Pelycodus is an extinct genus of adapiform primate that lived during the early Eocene (Wasatchian) period in Europe and North America, particularly Wyoming and New Mexico. It is very closely related to Cantius and may even be its subgenus. It may also have given rise to the Middle Eocene Uintan primate Hesperolemur, although this is controversial. From mass estimates based on the first molar, the two species, P. jarrovii and P. danielsae, weighed 4.5 kg and 6.3 kg respectively and were frugivores with an arboreal, quadrupedal locomotion.

==History==
Pelycodus was first identified as Prototomus jarrovii by Cope in 1874, who pronounced it a rare inhabitant of both Wyoming and New Mexico. Over the next hundred years, approximately a dozen species were added, most more primitive dentally than the now renamed Pelycodus jarrovii. In 1977, all but two species were moved into Cantius by Philip D. Gingerich on the basis of differences in their molars. There is some disagreement as to whether Pelycodus is distinct enough to be a separate genus.

==Morphology==
Pelycodus is placed within adapiforms because of its annular ectotympanic, small eyes, non-elongated tarsus and numerous premolar and molar crests and within Notharctinae because of its four premolars, unfused mandible, a hypocone derived from the postprotocingulum and a lacrimal bone within the orbit.

There is, however, a great deal of individual variation in the dentition of Pelycodus, which has made it hard to differentiate between Pelycodus and Cantius species. Distinguishing features of the Cantius/Pelycodus clade are the comparatively smaller hypocones and mesostyles. The distinguishing features of Pelycodus from Cantius are its anteroposteriorly compressed trigonid, its small paraconid on M_{2} and lack of hypoconulid on M_{1-2}. It has a much better developed hypocone and mesostyle than many species of Cantius, but not quite as developed as Notharctus. The shape of the molars indicates that Pelycodus, like Cantius and unlike later folivorous Notharctines such as Notharctus and Smilodectes, was most likely a frugivore, though perhaps not as strictly as Cantius.

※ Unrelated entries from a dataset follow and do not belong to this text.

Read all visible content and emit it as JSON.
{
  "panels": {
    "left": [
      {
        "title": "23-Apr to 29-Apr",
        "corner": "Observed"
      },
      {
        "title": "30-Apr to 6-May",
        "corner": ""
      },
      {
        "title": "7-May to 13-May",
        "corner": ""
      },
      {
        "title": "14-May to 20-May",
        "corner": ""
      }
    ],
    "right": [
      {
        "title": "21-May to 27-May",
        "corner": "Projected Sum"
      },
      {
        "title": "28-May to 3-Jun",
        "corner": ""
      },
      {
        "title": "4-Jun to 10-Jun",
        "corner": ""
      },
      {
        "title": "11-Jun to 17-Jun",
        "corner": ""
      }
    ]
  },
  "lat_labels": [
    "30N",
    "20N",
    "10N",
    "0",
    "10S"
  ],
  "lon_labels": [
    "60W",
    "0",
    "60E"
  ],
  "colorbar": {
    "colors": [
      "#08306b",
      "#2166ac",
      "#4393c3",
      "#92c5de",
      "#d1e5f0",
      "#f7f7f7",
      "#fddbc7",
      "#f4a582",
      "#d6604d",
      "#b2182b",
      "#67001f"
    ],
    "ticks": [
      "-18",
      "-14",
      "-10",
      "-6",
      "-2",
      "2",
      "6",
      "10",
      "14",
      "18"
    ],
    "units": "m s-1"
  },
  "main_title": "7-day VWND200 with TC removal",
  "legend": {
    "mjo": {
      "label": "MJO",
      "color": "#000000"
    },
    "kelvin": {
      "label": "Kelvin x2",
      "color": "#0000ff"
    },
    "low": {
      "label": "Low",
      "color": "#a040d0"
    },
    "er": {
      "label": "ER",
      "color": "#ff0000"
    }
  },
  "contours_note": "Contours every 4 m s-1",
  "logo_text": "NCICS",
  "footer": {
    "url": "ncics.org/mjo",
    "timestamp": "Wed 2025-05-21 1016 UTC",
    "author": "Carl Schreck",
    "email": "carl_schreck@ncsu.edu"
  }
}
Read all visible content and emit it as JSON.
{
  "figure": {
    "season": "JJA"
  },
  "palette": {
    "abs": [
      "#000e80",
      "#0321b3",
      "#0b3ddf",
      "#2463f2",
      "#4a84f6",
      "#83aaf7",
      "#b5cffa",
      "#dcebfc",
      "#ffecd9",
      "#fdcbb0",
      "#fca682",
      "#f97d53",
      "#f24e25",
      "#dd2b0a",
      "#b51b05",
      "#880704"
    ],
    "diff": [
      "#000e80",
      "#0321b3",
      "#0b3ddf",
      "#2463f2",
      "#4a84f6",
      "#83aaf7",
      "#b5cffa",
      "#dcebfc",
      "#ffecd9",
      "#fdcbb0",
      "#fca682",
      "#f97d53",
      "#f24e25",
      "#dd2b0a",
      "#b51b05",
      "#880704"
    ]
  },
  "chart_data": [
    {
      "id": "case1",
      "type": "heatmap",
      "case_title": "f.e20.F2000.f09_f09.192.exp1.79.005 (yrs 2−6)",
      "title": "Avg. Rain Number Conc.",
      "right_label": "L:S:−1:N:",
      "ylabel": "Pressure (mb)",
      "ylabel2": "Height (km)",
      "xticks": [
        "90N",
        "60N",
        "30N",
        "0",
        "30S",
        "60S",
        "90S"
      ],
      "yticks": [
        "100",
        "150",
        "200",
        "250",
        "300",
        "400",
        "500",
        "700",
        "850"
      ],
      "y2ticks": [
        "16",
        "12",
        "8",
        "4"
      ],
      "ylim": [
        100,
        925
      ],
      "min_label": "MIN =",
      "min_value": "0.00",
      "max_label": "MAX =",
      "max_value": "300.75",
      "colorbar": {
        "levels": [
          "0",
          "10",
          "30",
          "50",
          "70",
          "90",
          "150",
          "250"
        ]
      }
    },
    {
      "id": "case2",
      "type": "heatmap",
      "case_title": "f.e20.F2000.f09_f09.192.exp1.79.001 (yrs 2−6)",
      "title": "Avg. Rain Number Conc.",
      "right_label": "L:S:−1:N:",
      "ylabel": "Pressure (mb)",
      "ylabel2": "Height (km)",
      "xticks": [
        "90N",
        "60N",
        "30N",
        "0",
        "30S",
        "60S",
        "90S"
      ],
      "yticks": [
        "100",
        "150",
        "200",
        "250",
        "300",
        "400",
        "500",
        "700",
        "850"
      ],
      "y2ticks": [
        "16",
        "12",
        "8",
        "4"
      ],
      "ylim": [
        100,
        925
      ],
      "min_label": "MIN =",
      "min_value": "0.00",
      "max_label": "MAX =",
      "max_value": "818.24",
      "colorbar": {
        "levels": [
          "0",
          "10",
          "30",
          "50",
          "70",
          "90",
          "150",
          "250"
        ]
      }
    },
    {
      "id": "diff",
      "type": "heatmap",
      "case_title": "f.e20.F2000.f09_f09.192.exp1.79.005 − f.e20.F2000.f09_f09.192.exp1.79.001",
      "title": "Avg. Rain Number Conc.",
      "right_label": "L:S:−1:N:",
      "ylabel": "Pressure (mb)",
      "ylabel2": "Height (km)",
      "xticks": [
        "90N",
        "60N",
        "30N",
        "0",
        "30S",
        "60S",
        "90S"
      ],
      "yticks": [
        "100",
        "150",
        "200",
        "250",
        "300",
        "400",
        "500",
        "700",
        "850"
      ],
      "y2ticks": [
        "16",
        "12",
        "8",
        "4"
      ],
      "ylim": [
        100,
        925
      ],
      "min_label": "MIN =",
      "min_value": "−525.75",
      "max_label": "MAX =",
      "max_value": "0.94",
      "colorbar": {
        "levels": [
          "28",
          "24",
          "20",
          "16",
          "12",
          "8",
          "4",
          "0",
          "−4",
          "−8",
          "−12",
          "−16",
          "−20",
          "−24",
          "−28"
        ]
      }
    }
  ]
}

However, there is almost no difference between the tarsal bones of the earliest Cantius and latest Pelycodus, indicating that their arboreal, quadrupedal locomotion was probably primitive. Only with later Notharctines was there a shift toward more lemur-like locomotion with longer hindlimbs, trunks and tails, perhaps related to the shift in diet.

==Phylogeny==
It is very well demonstrated that chronologically successive lineages of Cantius grew progressively larger mesostyles and hypocones, eventually gaining enough distinction dentally to be placed in the genus Pelycodus. This is one of the best stratophenetic sequences in the Eocene, and is supporting evidence for gradualism in evolution. However, even though this well documented fossil sequence appears linear, it probably is an underestimation of the diversity of these genera. It is not certain which, if any, lineages Pelycodus gave rise to. Some authors have suggested that it is closely related to Notharctus, while others have argued that its size already exceeded that of primitive Notharctus and therefore was not the most parsimonious phylogeny. These scientists either link Pelycodus with the poorly known Hesperolemur or place it as a terminating branch.